France’s President Emmanuel Macron has opposed starting trade talks with the US, who withdrew from the Paris Agreement on climate change under the Trump administration. Like his counterpart across the Atlantic, Macron took to Twitter to show his resentment.
Nous défendons une Europe exemplaire pour le climat. La France s’oppose au lancement d'une négociation commerciale avec les États-Unis qui se placent en dehors de l’Accord de Paris.— Emmanuel Macron (@EmmanuelMacron) April 11, 2019
“We defend exemplary Europe for the climate [policy]. France opposes launching trade negotiations with the US that is not a member of the Paris Agreement”, he tweeted.
He noted that France is not alone in this fight, but insisted that Paris “must make its voice heard in the moment of truth” when the “long-term European project is at stake”. He also voiced France’s commitment to the cause, including concrete proposals like pesticide reduction, carbon neutrality by 2050, and food security.
His statements were backed by French Minister of Ecologic Transition François de Rugy who said on Twitter that Paris had voted against approving negotiations between the EU and the US and pointed at the country’s strong environmental requirements in trade agreements.

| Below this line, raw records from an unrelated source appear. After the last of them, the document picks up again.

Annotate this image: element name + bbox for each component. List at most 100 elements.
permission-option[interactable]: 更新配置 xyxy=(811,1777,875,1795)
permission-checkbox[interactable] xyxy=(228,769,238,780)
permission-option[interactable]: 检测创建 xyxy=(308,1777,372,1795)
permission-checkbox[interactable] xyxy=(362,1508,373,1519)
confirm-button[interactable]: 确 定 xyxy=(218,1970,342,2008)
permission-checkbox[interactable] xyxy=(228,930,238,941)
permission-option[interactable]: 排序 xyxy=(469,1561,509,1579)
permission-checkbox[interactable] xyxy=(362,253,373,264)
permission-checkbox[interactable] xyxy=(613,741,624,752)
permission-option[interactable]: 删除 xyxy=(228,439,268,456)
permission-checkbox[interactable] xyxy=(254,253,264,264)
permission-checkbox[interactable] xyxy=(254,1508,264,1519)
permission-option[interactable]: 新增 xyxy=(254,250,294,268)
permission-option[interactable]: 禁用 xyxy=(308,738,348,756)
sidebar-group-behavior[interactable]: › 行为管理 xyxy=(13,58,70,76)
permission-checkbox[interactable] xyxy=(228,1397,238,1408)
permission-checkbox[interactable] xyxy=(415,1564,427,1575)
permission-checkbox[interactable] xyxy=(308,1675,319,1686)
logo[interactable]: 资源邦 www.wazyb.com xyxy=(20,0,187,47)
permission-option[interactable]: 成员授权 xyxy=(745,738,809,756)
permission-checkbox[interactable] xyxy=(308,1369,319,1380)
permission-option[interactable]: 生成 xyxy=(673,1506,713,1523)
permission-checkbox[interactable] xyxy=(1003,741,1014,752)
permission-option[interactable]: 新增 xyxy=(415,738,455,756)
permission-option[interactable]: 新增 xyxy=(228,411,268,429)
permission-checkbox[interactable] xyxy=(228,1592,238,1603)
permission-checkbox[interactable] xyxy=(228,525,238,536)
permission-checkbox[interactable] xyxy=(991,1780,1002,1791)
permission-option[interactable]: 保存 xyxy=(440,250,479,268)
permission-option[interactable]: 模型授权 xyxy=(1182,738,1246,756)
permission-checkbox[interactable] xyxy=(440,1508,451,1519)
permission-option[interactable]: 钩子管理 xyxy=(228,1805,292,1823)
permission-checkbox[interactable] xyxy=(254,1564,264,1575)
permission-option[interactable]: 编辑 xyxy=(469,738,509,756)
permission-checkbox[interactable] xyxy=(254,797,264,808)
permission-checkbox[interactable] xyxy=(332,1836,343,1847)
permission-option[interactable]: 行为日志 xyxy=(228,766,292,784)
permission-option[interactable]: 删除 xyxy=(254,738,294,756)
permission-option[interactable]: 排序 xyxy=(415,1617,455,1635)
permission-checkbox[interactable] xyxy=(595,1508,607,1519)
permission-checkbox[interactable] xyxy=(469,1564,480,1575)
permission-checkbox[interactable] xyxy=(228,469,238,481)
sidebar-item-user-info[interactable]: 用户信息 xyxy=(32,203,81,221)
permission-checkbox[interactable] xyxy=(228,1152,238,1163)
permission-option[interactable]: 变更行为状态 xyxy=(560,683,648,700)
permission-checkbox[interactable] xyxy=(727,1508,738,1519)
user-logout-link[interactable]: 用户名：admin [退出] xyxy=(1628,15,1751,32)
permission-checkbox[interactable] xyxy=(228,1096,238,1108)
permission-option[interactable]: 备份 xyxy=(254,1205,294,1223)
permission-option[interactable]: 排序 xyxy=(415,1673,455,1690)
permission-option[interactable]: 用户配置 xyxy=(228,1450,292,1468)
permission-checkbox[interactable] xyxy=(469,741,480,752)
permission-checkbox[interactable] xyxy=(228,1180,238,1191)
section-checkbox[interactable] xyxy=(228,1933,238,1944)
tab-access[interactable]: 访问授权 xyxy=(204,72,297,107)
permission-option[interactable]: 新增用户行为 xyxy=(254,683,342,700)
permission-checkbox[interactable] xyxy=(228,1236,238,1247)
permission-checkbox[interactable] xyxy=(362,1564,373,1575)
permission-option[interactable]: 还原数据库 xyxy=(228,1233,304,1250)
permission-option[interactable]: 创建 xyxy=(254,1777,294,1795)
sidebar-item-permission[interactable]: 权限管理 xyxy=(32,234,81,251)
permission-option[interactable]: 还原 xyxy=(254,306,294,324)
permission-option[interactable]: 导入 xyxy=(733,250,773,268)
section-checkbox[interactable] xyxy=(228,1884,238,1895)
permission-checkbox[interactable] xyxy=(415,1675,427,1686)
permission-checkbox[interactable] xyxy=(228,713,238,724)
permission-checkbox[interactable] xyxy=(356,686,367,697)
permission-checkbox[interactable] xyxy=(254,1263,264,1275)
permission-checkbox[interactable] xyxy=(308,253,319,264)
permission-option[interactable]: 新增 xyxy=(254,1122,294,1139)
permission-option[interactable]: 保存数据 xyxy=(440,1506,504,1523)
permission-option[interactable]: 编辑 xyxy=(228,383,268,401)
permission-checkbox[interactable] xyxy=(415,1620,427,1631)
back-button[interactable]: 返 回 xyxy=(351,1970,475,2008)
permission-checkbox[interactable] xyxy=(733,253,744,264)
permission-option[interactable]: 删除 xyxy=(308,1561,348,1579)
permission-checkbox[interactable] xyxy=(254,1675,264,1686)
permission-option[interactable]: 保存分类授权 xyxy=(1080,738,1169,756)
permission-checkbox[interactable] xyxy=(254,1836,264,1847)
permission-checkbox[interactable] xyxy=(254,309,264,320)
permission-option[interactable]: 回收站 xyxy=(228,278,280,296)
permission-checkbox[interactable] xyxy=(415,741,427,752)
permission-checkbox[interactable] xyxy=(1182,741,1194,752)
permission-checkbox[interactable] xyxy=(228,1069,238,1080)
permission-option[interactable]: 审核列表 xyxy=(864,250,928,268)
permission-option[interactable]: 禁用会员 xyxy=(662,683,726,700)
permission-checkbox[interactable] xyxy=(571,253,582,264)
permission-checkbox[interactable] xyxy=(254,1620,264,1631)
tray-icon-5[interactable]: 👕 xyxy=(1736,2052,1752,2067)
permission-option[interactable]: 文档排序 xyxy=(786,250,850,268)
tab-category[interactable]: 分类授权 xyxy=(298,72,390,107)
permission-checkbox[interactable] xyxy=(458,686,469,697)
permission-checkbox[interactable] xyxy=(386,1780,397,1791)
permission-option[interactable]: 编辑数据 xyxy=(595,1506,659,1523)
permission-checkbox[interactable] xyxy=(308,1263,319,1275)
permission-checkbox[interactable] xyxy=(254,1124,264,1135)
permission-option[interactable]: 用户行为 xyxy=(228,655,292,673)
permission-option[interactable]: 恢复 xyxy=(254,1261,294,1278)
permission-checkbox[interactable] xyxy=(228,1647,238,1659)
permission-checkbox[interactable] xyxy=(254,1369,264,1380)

On 11 April, the European Commission received initial clearance from member states’ envoys to start negotiations, designed to mend trade relations between the allies, battered by the tariff row, as Reuters reported. This includes negotiation mandates to discuss cutting tariffs for industrial goods and making products meet EU or US standards easier. However, the mandates, which were initially presented in January, now need final approval from national ministers. According to Reuters, this question is on the agenda of an upcoming meeting of agriculture ministers.
While other member states supported the mandates, France has resisted. Paris wanted to exclude agriculture from the talks and discuss climate change provisions. Ahead of the vote, an unnamed official from Macron’s office admitted to Associated Press that France’s demarche against was “purely symbolic”, as others supported the idea.
Tensions have peaked again of late after the US president announced that the US was introducing $11 billion worth of tariffs on EU products. The new row erupted over the World Trade Organisation's conclusion, released in 2018, that the bloc had provided illegal subsidies to aerospace firm Airbus which caused "adverse effects" to US rival Boeing. The case has been in litigation for 14 years. Commenting on the announcement, French Finance Minister Bruno Le Maire warned that the US and the EU "cannot allow" a fresh conflict over European plane-maker Airbus.
The war of tariffs broke out last year when Donald Trump imposed higher taxes on steel and aluminium imports. Europe responded with counter-tariffs on a number of US goods. However, last July the EU and the US reached a truce as Trump vowed not to impose punitive tariffs on EU cars.